"The preference of women for men with high cheekbones helped shape human evolution, a new study claims.
"From earliest times women have opted for more placid partners with broad faces and smaller even teeth rather than larger males with more aggressive-looking canine teeth."
found at:
http://www.telegraph.co.uk/news/main.jhtml?xml=/news/2004/05/12/wboys12.xml
Hm. Every new theory wrecks another aspect of By Right of Conquest I thought I had firmly in hand.
(Reconsiders Lurian canines.)
"The term language family is sometimes criticized as a dangerous metaphor, suggesting as it does a biological analogy. This criticism has some justification; languages are not discrete entities, like kittens, born at one specific time and dying at another. They are not separate creatures from their "parents"; rather, they are their parents. Spanish is not something entirely separate from Latin; it is one of the thigns Latin has become over a period of two thousand years."
from A Biography of the English Language by C.M. Millward (p.45)
Anthropologically speaking, family-tree analogies are similarly detrimental to discussions of species and speciation. Like Latin and Spanish, so are Neanderthals and we. (I believe, but I'm also a student of the great Wolpoff.)
An article by John Pfeiffer appearing back in Science '81 (what can I say? Most of my anthropological reading comes from reserves lists, as I process them) speculates that since human beings waste so much time and energy on silly pursuits, there must be some sort of evolutionary advantage to it all.
Fancy that. Instead of seeing "the impressive human ability to waste energy" as some sort of outcome of the advancement of human cultural evolution, Pfeiffer sees it as a possible catalyst.
His argument is that you don't see most carnivores wasting time or energy in vain pursuits like sky-diving (technology and opposable thumbs aside). Carnivores are either pursuing food or lazing around (e.g. lions, which sleep or drowse 20 hours a day). Never mind that human beings have culturally advanced to a place where a large percentage of the world population (at least, most of the energy-wasters) don't have to conserve all their energy for periodic massive bursts effort wherein they locate and acquire enough calories to survive. Many humans are currently swimming in an excess of calories; they have plenty of energy to waste. And while it seems especially so in this day and age, one could argue that humans have had an edge on caloric acquisition for so long, that we have probably been wasting time for many, many generations, maybe all the way back to Lucy (or Eve, if you insist).
But my point is not to prove or disprove this theory. My point is, it's a damn cool theory, and really, the only big hole in it is comparing us to full-fledged carnivores. Pfeiffer is absolutely right.
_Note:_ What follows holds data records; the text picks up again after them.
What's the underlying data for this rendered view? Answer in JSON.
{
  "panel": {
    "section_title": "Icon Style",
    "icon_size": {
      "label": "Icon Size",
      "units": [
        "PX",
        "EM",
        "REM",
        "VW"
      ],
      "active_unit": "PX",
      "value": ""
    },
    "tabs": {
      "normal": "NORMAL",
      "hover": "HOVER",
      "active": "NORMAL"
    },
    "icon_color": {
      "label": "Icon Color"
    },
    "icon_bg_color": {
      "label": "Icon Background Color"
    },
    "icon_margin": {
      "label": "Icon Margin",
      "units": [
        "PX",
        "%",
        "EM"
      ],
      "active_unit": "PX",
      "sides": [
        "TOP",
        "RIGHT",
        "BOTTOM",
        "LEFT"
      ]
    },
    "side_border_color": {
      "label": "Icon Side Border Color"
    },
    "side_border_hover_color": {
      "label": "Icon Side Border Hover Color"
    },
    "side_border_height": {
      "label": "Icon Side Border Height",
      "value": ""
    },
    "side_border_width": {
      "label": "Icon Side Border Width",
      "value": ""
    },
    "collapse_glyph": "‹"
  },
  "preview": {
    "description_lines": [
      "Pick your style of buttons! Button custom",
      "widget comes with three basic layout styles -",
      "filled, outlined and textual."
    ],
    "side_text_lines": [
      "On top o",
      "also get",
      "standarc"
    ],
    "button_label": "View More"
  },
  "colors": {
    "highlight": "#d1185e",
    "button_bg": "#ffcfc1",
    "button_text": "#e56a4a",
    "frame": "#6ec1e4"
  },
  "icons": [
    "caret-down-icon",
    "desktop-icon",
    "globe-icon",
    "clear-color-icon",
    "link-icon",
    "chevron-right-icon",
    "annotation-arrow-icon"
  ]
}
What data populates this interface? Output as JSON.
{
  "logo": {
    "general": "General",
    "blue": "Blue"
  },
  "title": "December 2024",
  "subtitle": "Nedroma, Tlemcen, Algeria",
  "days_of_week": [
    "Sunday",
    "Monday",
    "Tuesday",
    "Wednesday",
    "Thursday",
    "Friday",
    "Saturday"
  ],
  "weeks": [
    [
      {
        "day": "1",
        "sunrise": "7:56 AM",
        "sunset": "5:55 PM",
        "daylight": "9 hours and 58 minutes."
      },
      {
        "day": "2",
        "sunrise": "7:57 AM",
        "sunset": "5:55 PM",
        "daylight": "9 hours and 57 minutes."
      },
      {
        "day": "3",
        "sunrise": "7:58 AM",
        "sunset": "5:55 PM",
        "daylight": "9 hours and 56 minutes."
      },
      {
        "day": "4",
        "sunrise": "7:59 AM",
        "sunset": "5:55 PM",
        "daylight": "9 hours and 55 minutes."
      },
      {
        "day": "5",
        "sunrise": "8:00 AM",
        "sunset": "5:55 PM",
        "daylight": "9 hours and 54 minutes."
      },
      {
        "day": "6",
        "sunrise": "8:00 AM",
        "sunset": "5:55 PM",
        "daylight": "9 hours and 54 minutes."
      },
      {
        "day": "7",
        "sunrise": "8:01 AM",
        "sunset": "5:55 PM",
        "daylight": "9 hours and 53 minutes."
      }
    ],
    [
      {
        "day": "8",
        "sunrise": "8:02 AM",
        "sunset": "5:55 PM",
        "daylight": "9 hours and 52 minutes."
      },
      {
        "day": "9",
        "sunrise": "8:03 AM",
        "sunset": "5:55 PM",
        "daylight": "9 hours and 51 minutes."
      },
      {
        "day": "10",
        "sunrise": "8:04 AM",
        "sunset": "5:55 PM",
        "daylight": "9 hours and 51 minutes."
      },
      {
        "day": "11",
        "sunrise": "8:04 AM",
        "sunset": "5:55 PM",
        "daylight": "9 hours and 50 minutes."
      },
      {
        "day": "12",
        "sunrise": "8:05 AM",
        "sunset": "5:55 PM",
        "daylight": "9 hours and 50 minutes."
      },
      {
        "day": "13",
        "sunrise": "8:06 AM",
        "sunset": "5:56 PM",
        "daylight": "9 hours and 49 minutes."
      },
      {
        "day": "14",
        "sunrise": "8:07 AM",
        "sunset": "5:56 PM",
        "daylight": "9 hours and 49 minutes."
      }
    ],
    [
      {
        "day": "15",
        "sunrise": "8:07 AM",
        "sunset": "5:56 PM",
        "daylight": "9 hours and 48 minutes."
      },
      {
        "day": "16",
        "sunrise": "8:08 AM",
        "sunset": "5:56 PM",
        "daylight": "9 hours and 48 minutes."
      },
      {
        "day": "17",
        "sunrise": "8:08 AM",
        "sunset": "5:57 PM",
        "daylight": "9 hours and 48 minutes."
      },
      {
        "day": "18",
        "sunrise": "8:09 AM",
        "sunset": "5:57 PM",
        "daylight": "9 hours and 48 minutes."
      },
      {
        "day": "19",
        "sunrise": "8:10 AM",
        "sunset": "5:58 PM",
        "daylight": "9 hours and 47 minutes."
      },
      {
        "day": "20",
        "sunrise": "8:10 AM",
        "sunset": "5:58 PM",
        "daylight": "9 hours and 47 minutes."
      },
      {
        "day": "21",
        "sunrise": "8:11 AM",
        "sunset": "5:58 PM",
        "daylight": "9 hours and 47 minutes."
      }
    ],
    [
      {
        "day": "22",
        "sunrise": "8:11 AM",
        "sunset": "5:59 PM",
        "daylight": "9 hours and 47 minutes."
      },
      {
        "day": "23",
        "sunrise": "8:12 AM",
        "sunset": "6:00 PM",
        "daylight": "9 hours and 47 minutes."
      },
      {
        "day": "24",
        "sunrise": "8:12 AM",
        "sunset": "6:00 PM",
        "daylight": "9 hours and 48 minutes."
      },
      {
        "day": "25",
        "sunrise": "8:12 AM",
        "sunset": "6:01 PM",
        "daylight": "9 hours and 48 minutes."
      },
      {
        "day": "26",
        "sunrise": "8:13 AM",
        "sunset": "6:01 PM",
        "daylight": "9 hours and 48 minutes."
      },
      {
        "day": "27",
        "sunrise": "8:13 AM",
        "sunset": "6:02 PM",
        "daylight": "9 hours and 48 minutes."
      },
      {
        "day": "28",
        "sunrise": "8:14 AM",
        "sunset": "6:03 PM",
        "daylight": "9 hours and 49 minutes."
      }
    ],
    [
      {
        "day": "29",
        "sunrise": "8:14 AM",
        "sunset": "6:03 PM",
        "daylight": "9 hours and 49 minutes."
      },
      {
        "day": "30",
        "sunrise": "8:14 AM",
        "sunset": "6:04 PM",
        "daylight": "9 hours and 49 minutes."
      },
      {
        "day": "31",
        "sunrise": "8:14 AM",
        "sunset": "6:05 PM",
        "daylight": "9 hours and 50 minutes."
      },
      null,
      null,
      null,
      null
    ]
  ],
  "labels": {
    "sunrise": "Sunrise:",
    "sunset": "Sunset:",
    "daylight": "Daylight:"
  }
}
We waste all kinds of energy (witness this blog), and for no good reason. Or is there a good reason? Is it encouraged, both genetically and culturally, because the energy-wasters of today are the geniuses of tomorrow? Pfeiffer says:
"[Energy-wasting] may have paid off hansomely in crisis times, for example during the settling of Oceania... about 3000 B.C. It was not mere wanderlust: People left their homelands because they had no choice, probably forced to migrate because of soaring populations. But the evidence suggests that they were prepared by the time the pressure was really on, that they had already, through 'energy-wasting' activity, learned enough to undertake voyages far out of sight of land...."We can imagine the nature of most of those early experiments... The wild ones were having their ling with drag races and games of chicken in sailing vessels, daring one another to go farther and farther out into unknown waters... overnight and then over several nights... And they must have invented all the time, tinkering with new sails and new boat designs and various versions of outrigger gear...
"In the process, they discovered a great deal about the ways of the sea... [though] the wild ones paid a high price for their adventures. Many of them learned the hard way about whirlpools, sudden, violent storms, waters awash over treacherous reefs... [but] the crews and the boats and the experience were all at hand when long-distance voyages were no longer mad stunts but the only means of survival."
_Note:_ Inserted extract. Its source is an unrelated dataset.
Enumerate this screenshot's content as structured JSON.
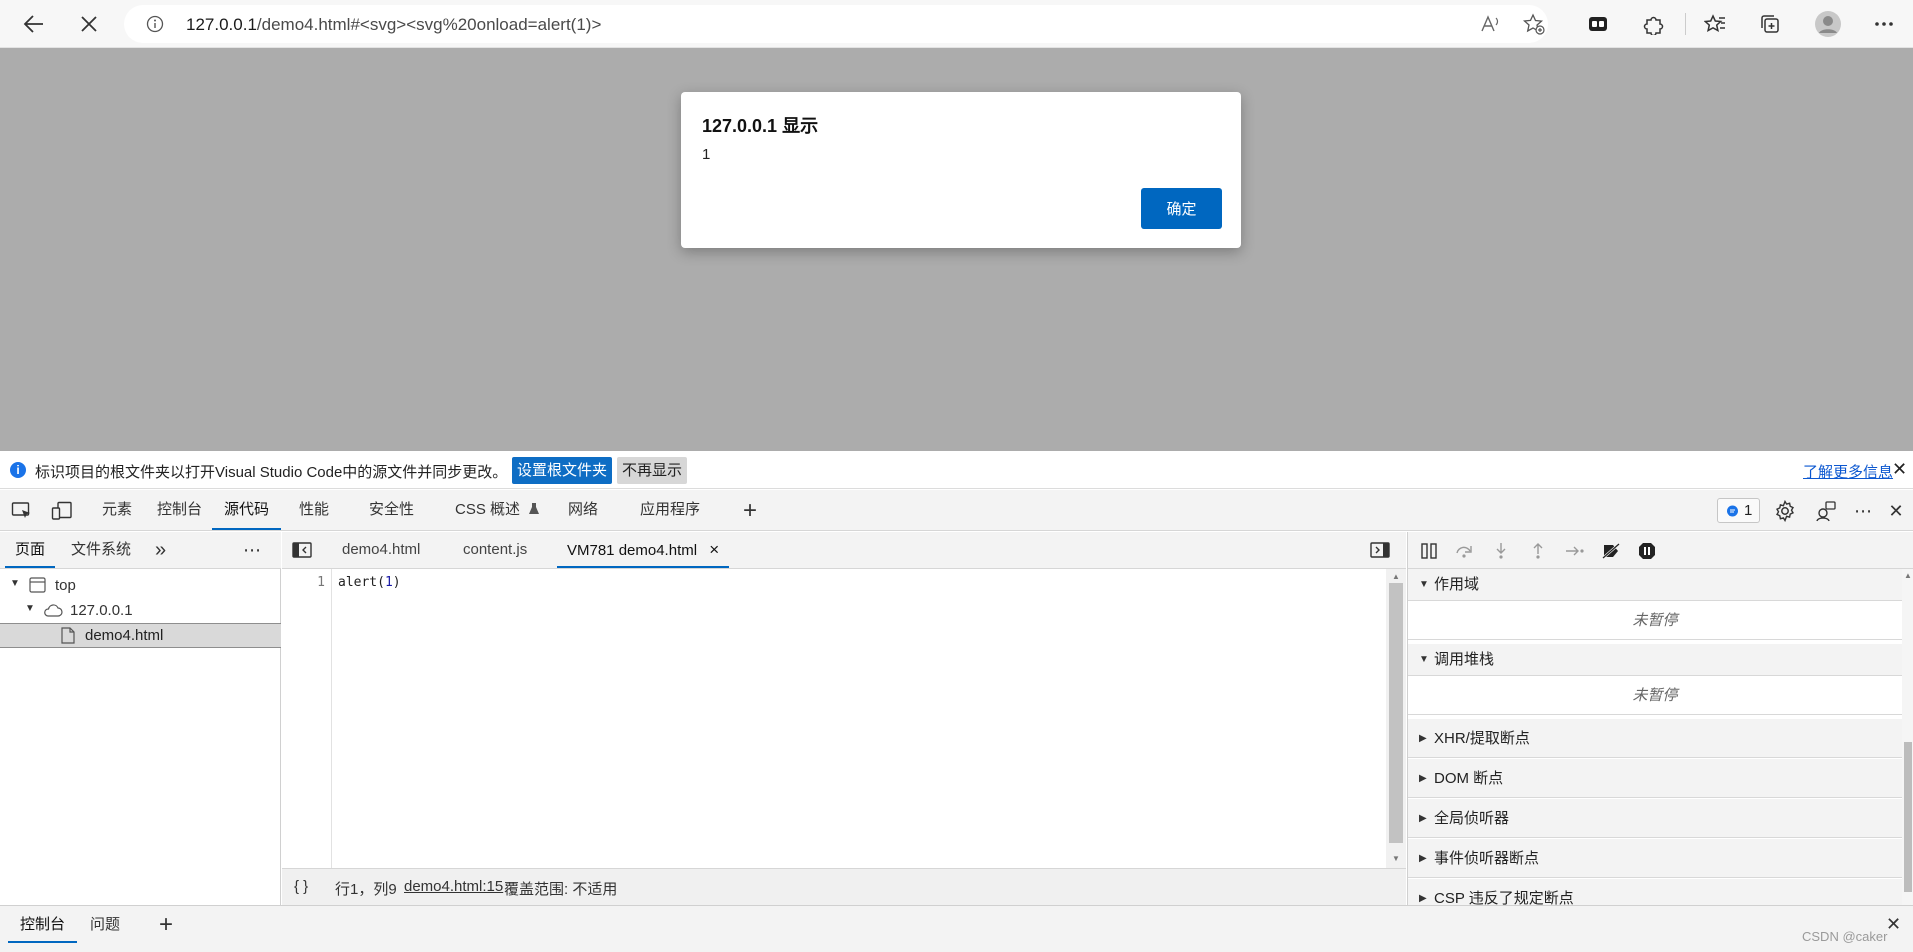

"Perhaps the readiness to do or believe practically anything, to indulge in the most far-out of lunatic fringe behaviors, is a form of survival insurance," says Pfeiffer. It's just a fun thing, to think that all the times we act crazy, we're really just maintaining the flexibility to adapt, come the Apocalypse.
That appeals to my sense of humor almost as much as it does to my Inner Anthropologist.